La comparaison est osée mais il n'en demeure pas moins que Reverend Bizarre fut au Doom ce que Dream Theater est au metal progressif, soit une espèce de figure tutélaire avide de marathons discographiques. Encore une fois, Crush The Insects, seconde enclume (très) longue durée de nos trois vicaires préférés, est remplie jusqu'à la gueule (73 minutes pour seulement huit pistes !) et délivre son quota de plomb.
Préparé par un single de plus de 20 minutes (?), Slave Of Satan, et précédé par des palettes entières de rondelles diverses (splits, réédition de la démo désormais culte Slice Of Doom sans compter les "EP" Harbinger Of Metal et Return To The Rectory), destinées à étancher la soif de ses fans toujours plus nombreux, cet album poursuit le programme élaboré depuis la gestation du groupe, second côté d'un édifice qui en comportera trois. Il voit ses auteurs sculpter leur doom apocalyptique tout en faisant remonter à la surface des racines NWOBHM qui ne faisaient jusqu'à présent qu'affleurer à la surface. Les trois premières cartouches le prouvent.
Courts (selon les standards du trio, s'entend), "Doom Over The World", une sorte d'hymne qui a quasiment valeur de manifeste, "The Devil Rides Out" et son accélération finale à la old Maiden et "Cromwell" transpirent par tous leurs pores ce fluide Heavy et roots que le révérend sait transcender et s'approprier, parvenant à le couler dans son creuset tellurique.
Après ce début des plus accrocheurs, eu égard aux habituels canons en vigueur chez nos Finlandais, "Slave Of Satan" (ici proposé dans sa version "expurgée" de seulement 13 minutes !), forme la première étape d'une marche de pénitents.
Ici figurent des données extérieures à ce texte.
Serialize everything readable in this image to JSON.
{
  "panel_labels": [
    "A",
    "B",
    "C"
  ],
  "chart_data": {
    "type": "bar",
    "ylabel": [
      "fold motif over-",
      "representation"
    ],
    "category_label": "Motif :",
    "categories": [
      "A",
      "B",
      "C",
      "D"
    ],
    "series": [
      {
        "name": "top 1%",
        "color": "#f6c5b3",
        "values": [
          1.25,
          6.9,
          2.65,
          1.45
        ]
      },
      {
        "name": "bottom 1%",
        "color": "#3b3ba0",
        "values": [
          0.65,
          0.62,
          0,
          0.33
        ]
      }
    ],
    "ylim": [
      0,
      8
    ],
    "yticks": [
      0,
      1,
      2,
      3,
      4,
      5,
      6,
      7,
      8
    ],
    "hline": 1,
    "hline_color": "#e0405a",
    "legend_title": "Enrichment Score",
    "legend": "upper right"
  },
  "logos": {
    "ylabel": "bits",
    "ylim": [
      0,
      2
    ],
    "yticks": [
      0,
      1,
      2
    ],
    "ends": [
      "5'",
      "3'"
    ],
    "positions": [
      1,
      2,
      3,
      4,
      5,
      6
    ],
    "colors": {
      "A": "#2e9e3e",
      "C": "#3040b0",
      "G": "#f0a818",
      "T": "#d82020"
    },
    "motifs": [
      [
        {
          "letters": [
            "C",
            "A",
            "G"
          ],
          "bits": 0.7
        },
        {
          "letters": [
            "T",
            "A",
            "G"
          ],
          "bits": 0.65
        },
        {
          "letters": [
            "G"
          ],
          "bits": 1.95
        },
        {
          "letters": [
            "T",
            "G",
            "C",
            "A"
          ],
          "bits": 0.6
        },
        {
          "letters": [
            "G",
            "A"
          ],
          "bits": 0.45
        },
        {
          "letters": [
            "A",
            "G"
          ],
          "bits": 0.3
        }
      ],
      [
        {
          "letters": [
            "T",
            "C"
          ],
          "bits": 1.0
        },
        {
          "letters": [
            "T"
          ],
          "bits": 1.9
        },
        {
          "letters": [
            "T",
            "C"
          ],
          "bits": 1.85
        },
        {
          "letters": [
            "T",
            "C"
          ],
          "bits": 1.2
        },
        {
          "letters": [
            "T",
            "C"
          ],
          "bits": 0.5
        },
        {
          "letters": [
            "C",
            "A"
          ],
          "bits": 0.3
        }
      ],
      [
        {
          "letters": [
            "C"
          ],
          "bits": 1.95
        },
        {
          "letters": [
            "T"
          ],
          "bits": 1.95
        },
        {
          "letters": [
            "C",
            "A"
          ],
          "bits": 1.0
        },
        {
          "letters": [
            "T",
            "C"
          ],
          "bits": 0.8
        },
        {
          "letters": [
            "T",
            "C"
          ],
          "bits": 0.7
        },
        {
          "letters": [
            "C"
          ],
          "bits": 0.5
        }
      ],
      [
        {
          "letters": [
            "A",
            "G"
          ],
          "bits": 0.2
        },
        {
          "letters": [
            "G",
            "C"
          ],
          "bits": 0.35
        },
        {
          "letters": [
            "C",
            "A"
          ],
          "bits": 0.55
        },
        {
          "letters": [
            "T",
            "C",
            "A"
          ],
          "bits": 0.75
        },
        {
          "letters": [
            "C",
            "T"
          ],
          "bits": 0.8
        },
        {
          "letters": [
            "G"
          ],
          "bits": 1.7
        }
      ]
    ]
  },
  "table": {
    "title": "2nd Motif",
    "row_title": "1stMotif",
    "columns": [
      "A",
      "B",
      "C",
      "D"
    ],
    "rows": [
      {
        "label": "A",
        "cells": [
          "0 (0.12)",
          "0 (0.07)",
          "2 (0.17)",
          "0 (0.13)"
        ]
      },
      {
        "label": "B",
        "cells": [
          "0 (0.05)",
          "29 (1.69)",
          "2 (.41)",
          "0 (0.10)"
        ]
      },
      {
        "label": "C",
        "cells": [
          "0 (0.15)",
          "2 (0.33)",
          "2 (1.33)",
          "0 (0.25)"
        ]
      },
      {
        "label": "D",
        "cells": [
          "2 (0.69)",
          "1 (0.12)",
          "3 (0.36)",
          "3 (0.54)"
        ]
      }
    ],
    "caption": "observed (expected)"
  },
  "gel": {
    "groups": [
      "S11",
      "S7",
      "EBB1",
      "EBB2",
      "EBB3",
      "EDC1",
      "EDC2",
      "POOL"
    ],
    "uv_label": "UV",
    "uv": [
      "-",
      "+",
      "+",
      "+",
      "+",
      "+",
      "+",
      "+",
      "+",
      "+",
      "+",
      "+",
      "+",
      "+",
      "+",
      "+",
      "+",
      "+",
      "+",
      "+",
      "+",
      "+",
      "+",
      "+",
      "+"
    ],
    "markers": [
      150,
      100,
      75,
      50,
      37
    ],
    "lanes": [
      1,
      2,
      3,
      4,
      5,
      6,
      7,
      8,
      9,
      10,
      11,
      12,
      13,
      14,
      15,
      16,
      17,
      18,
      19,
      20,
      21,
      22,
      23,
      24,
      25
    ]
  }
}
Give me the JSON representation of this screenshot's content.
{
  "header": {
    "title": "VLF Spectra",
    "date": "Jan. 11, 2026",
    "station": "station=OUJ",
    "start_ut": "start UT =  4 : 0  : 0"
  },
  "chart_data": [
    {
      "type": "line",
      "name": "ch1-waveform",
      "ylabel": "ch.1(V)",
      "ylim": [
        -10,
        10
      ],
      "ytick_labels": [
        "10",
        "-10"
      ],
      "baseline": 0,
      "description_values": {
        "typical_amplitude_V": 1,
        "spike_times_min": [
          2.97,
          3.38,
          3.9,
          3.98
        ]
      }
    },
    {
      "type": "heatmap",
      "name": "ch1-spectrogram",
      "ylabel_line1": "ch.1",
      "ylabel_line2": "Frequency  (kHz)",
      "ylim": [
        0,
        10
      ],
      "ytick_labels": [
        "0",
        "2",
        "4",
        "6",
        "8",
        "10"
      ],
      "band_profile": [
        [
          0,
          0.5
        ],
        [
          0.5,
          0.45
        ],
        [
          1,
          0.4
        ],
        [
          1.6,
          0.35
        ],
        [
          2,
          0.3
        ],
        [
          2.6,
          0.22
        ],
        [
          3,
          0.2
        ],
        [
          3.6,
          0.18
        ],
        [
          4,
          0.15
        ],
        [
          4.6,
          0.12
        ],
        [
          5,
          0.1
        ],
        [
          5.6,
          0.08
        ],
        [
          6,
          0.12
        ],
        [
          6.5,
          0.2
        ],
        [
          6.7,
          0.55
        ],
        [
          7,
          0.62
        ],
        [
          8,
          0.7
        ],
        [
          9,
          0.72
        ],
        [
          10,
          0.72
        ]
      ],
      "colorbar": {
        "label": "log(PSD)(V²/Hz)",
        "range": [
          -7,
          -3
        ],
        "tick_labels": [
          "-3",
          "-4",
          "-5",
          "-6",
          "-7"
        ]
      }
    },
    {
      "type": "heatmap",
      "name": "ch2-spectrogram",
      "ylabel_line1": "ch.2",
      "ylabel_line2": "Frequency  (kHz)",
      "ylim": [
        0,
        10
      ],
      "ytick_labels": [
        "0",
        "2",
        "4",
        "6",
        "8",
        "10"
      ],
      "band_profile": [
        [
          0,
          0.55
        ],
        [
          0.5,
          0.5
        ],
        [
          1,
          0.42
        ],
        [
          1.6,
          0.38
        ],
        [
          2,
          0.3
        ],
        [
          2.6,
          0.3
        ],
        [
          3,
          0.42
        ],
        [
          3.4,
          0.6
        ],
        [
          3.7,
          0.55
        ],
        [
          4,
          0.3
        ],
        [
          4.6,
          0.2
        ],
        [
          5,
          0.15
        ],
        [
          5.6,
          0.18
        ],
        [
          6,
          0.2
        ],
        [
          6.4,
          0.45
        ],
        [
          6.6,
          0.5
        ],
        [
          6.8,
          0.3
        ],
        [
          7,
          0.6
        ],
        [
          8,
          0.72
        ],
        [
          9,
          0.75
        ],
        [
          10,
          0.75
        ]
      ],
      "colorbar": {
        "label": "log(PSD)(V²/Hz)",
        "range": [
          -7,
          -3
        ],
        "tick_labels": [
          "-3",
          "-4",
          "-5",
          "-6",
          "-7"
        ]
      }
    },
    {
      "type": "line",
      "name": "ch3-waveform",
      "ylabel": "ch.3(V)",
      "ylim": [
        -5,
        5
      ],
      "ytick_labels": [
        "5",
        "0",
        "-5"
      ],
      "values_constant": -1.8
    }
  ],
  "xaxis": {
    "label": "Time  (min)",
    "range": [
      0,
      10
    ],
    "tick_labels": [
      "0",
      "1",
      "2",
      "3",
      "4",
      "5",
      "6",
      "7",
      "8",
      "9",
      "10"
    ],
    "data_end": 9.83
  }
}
Le titre progresse à la vitesse d'une limace ayant absorbé du Valium par boîte de 12 et c'est une pesanteur digne d'une fin du monde qui semble s'abattre tout doucement sur nous.
Tandis que "Concil Of Ten" et plus encore "Fucking Wizard" sont directement alimentés à la source du genre, c'est-à-dire le Black Sabbath originel, référence évidente durant leurs finals du feu de dieu, "By This Axe I Rule" illustre le schéma qu'affectionne souvent le groupe : un rythme lent et plombé pour ne pas dire monolithique puis une échappée en fin de parcours avant que la lumière ne s'éteignent de nouveau ou non.
Batterie primitive, basse pleine de rondeur, guitare porteuse de toute la misère du monde et chant habité définissent une musique à nulle autre pareil, tant les trois et indivisibles musiciens ont une manière bien à eux de jouer sur la durée, d'emplir l'espace, d'étirer jusqu'au bord de la rupture des motifs pourtant d'une simplicité exemplaire. A ce titre "Eternal Forest, qui ferme (presque) le cercueil de ses clous recouverts d'une rouille d'inexorabilité, est un modèle du genre. Miné par une tristesse infinie, il est une interminable procession d'une linéarité aussi absolue qu'admirable qu'aucune cassure ni influence extérieure ne viennent faire dévier de sa route vers une conclusion qui ne peut qu'être funeste et sans retour. Une leçon.
Moins surprenant et tout simplement plus accessible que le mythologique In The Recory Of The Bizarre Reverend dont l'onde sismique se fait encore ressentir, Crush The Insects a l'assurance tranquille d'artistes qui savent qu'ils sont uniques et presque inhumains.